# Springfield, VA - Napoleon in Europe



## Corey (Aug 23, 2002)

Looking for some competition once or twice a month.  If interested please e-mail me at cpsaylor@yahoo.com.

Corey


----------



## Old One (Aug 23, 2002)

Corey said:
			
		

> *Looking for some competition once or twice a month.  If interested please e-mail me at cpsaylor@yahoo.com.
> 
> Corey *




Clearly, I am not providing enough entertainment!

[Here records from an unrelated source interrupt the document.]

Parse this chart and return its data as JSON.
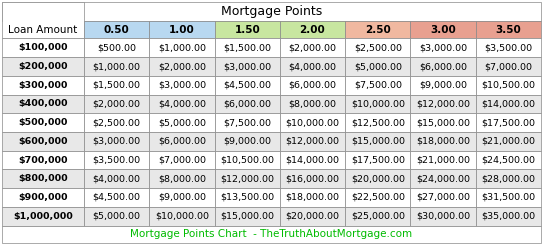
{
  "title": "Mortgage Points",
  "footer": "Mortgage Points Chart  - TheTruthAboutMortgage.com",
  "footer_color": "#00bb00",
  "col_header_label": "Loan Amount",
  "col_headers": [
    "0.50",
    "1.00",
    "1.50",
    "2.00",
    "2.50",
    "3.00",
    "3.50"
  ],
  "col_header_colors": [
    "#b8d8f0",
    "#b8d8f0",
    "#c8e6a0",
    "#c8e6a0",
    "#f0b8a0",
    "#e8a090",
    "#e8a090"
  ],
  "row_labels": [
    "$100,000",
    "$200,000",
    "$300,000",
    "$400,000",
    "$500,000",
    "$600,000",
    "$700,000",
    "$800,000",
    "$900,000",
    "$1,000,000"
  ],
  "data": [
    [
      "$500.00",
      "$1,000.00",
      "$1,500.00",
      "$2,000.00",
      "$2,500.00",
      "$3,000.00",
      "$3,500.00"
    ],
    [
      "$1,000.00",
      "$2,000.00",
      "$3,000.00",
      "$4,000.00",
      "$5,000.00",
      "$6,000.00",
      "$7,000.00"
    ],
    [
      "$1,500.00",
      "$3,000.00",
      "$4,500.00",
      "$6,000.00",
      "$7,500.00",
      "$9,000.00",
      "$10,500.00"
    ],
    [
      "$2,000.00",
      "$4,000.00",
      "$6,000.00",
      "$8,000.00",
      "$10,000.00",
      "$12,000.00",
      "$14,000.00"
    ],
    [
      "$2,500.00",
      "$5,000.00",
      "$7,500.00",
      "$10,000.00",
      "$12,500.00",
      "$15,000.00",
      "$17,500.00"
    ],
    [
      "$3,000.00",
      "$6,000.00",
      "$9,000.00",
      "$12,000.00",
      "$15,000.00",
      "$18,000.00",
      "$21,000.00"
    ],
    [
      "$3,500.00",
      "$7,000.00",
      "$10,500.00",
      "$14,000.00",
      "$17,500.00",
      "$21,000.00",
      "$24,500.00"
    ],
    [
      "$4,000.00",
      "$8,000.00",
      "$12,000.00",
      "$16,000.00",
      "$20,000.00",
      "$24,000.00",
      "$28,000.00"
    ],
    [
      "$4,500.00",
      "$9,000.00",
      "$13,500.00",
      "$18,000.00",
      "$22,500.00",
      "$27,000.00",
      "$31,500.00"
    ],
    [
      "$5,000.00",
      "$10,000.00",
      "$15,000.00",
      "$20,000.00",
      "$25,000.00",
      "$30,000.00",
      "$35,000.00"
    ]
  ],
  "row_alt_colors": [
    "#ffffff",
    "#e8e8e8"
  ],
  "border_color": "#888888",
  "title_fontsize": 9,
  "header_fontsize": 7.5,
  "data_fontsize": 6.8,
  "footer_fontsize": 7.5,
  "fig_width": 5.43,
  "fig_height": 2.45,
  "dpi": 100
}
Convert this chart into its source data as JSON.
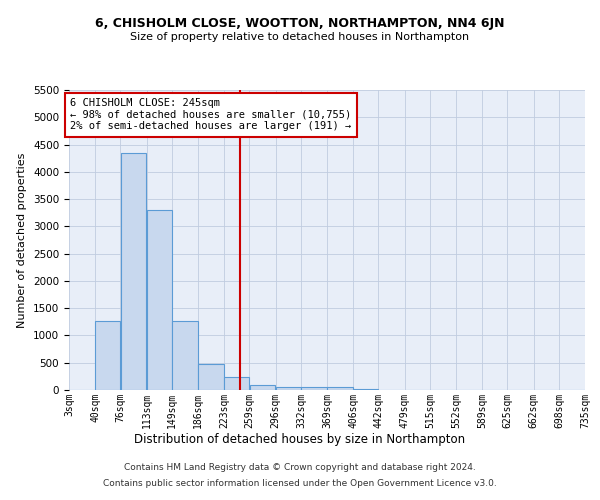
{
  "title": "6, CHISHOLM CLOSE, WOOTTON, NORTHAMPTON, NN4 6JN",
  "subtitle": "Size of property relative to detached houses in Northampton",
  "xlabel": "Distribution of detached houses by size in Northampton",
  "ylabel": "Number of detached properties",
  "footer_line1": "Contains HM Land Registry data © Crown copyright and database right 2024.",
  "footer_line2": "Contains public sector information licensed under the Open Government Licence v3.0.",
  "property_size": 245,
  "property_label": "6 CHISHOLM CLOSE: 245sqm",
  "annotation_line1": "← 98% of detached houses are smaller (10,755)",
  "annotation_line2": "2% of semi-detached houses are larger (191) →",
  "bin_edges": [
    3,
    40,
    76,
    113,
    149,
    186,
    223,
    259,
    296,
    332,
    369,
    406,
    442,
    479,
    515,
    552,
    589,
    625,
    662,
    698,
    735
  ],
  "bin_counts": [
    0,
    1260,
    4350,
    3300,
    1260,
    480,
    230,
    100,
    60,
    55,
    55,
    20,
    0,
    0,
    0,
    0,
    0,
    0,
    0,
    0
  ],
  "bar_color": "#c8d8ee",
  "bar_edge_color": "#5b9bd5",
  "vline_color": "#cc0000",
  "annotation_box_color": "#cc0000",
  "background_color": "#e8eef8",
  "grid_color": "#c0cce0",
  "ylim_max": 5500,
  "yticks": [
    0,
    500,
    1000,
    1500,
    2000,
    2500,
    3000,
    3500,
    4000,
    4500,
    5000,
    5500
  ]
}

BTW...boardgame, electronic war game?  If so, do you hotseat or send turns back and forth?

~ Old One


----------



## Corey (Aug 24, 2002)

*Re: Re: Springfield, VA - Napoleon in Europe*



			
				Old One said:
			
		

> *
> 
> Clearly, I am not providing enough entertainment!
> 
> ...




C'mon, baby. You know my D+D3e heart is for you alone. I was gonna tell you about it, honest, but I had to bring the kids over to their grandparent's house before I could e-mail the FG list. 

Boardgame, in the family of Axis and Allies and Conquest of the Empire- but with a larger scope and, IMHO, better execution.  The board alone would take up most of the Table of Elemental Evil.

See http://www.eaglegames.net/products/nie.html

Try it, you know you want to...

Corey


----------



## Corey (Aug 27, 2002)

Bump


----------



## Old One (Aug 29, 2002)

*Hey Corey...*

How long does a typical game last?  Maybe we could do it before a session sometime...

~ Old One


----------